Donald Trump setzt Wolodymyr Selenskyj massiv unter Druck: Ein milliardenschwerer Rohstoffdeal, gepaart mit Drohungen, Waffenlieferungen einzustellen, soll die Ukraine zu wirtschaftlichen Zugeständnissen zwingen. Doch das Kalkül des US-Präsidenten könnte riskanter sein, als es auf den ersten Blick scheint.
Ein Knebelvertrag für Kiew?
Vergangene Woche reiste US-Finanzminister Scott Bessent nach Kiew – im Gepäck ein brisanter Vertragsentwurf: Die USA fordern einen 50-prozentigen Anteil an den Einnahmen aus dem Abbau Seltener Erden in der Ukraine sowie ein Vetorecht bei der Lizenzvergabe.
Die Gegenleistung: US-Sicherheitsgarantien im Falle eines Friedensabkommens mit Moskau.

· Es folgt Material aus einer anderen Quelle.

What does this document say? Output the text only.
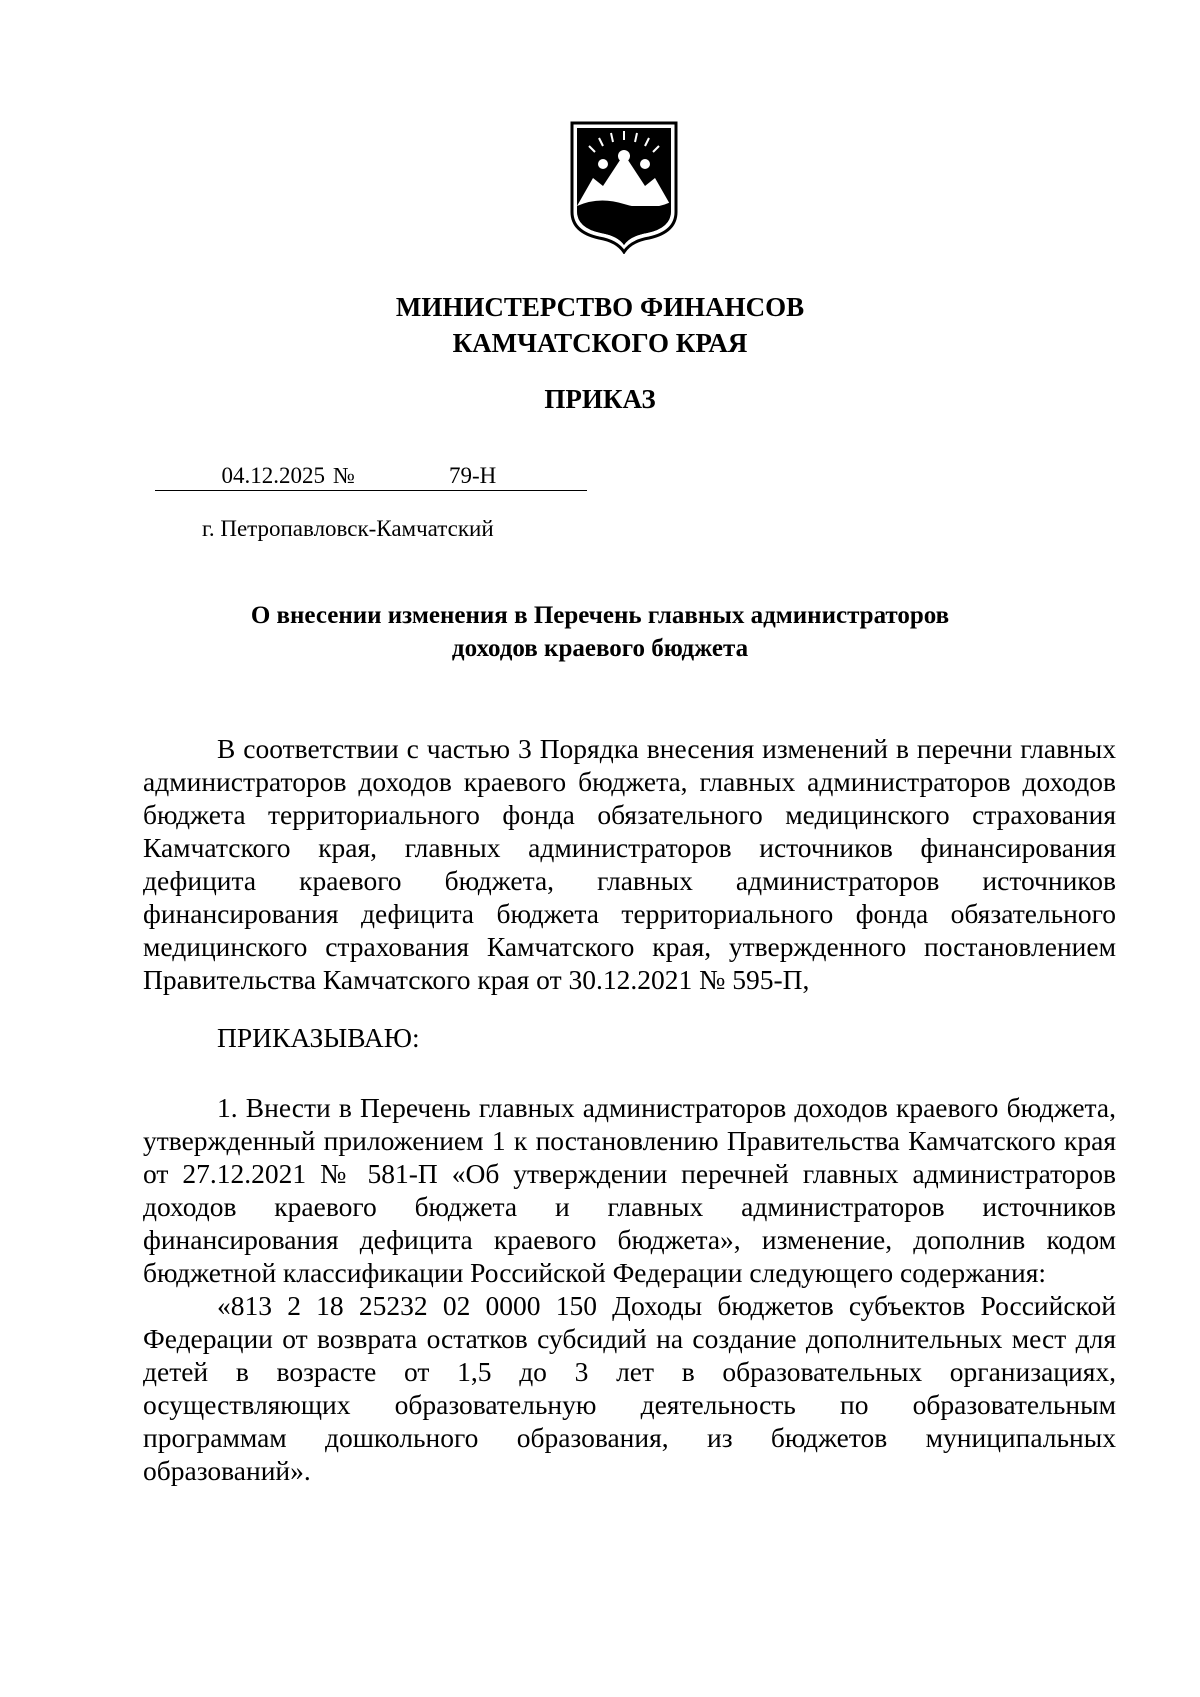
МИНИСТЕРСТВО ФИНАНСОВ
КАМЧАТСКОГО КРАЯ
ПРИКАЗ
04.12.2025 №	79-Н
г. Петропавловск-Камчатский
О внесении изменения в Перечень главных администраторов
доходов краевого бюджета

В соответствии с частью 3 Порядка внесения изменений в перечни главных администраторов доходов краевого бюджета, главных администраторов доходов бюджета территориального фонда обязательного медицинского страхования Камчатского края, главных администраторов источников финансирования дефицита краевого бюджета, главных администраторов источников финансирования дефицита бюджета территориального фонда обязательного медицинского страхования Камчатского края, утвержденного постановлением Правительства Камчатского края от 30.12.2021 № 595-П,

ПРИКАЗЫВАЮ:

1. Внести в Перечень главных администраторов доходов краевого бюджета, утвержденный приложением 1 к постановлению Правительства Камчатского края от 27.12.2021 № 581-П «Об утверждении перечней главных администраторов доходов краевого бюджета и главных администраторов источников финансирования дефицита краевого бюджета», изменение, дополнив кодом бюджетной классификации Российской Федерации следующего содержания:

«813 2 18 25232 02 0000 150 Доходы бюджетов субъектов Российской Федерации от возврата остатков субсидий на создание дополнительных мест для детей в возрасте от 1,5 до 3 лет в образовательных организациях, осуществляющих образовательную деятельность по образовательным программам дошкольного образования, из бюджетов муниципальных образований».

Washington ging offenbar davon aus, dass Selenskyj kaum eine andere Wahl haben würde, als zu unterschreiben. Doch der ukrainische Präsident lehnte ab. Zu groß sei die Gefahr, dass das Land de facto wirtschaftlich entmündigt wird. Stattdessen sprach sein Umfeld von einem „kolonialen Abkommen“, das nationale Ressourcen verscherbeln würde.
Die Reaktion aus den USA folgte prompt: Trump persönlich bezeichnete Selenskyj als „Diktator“, unterstellte ihm, den Krieg mit Russland begonnen zu haben, und bezifferte die US-Hilfen an die Ukraine auf 350 Milliarden Dollar – eine grobe Übertreibung, denn die tatsächlichen Beträge liegen bei etwa der Hälfte.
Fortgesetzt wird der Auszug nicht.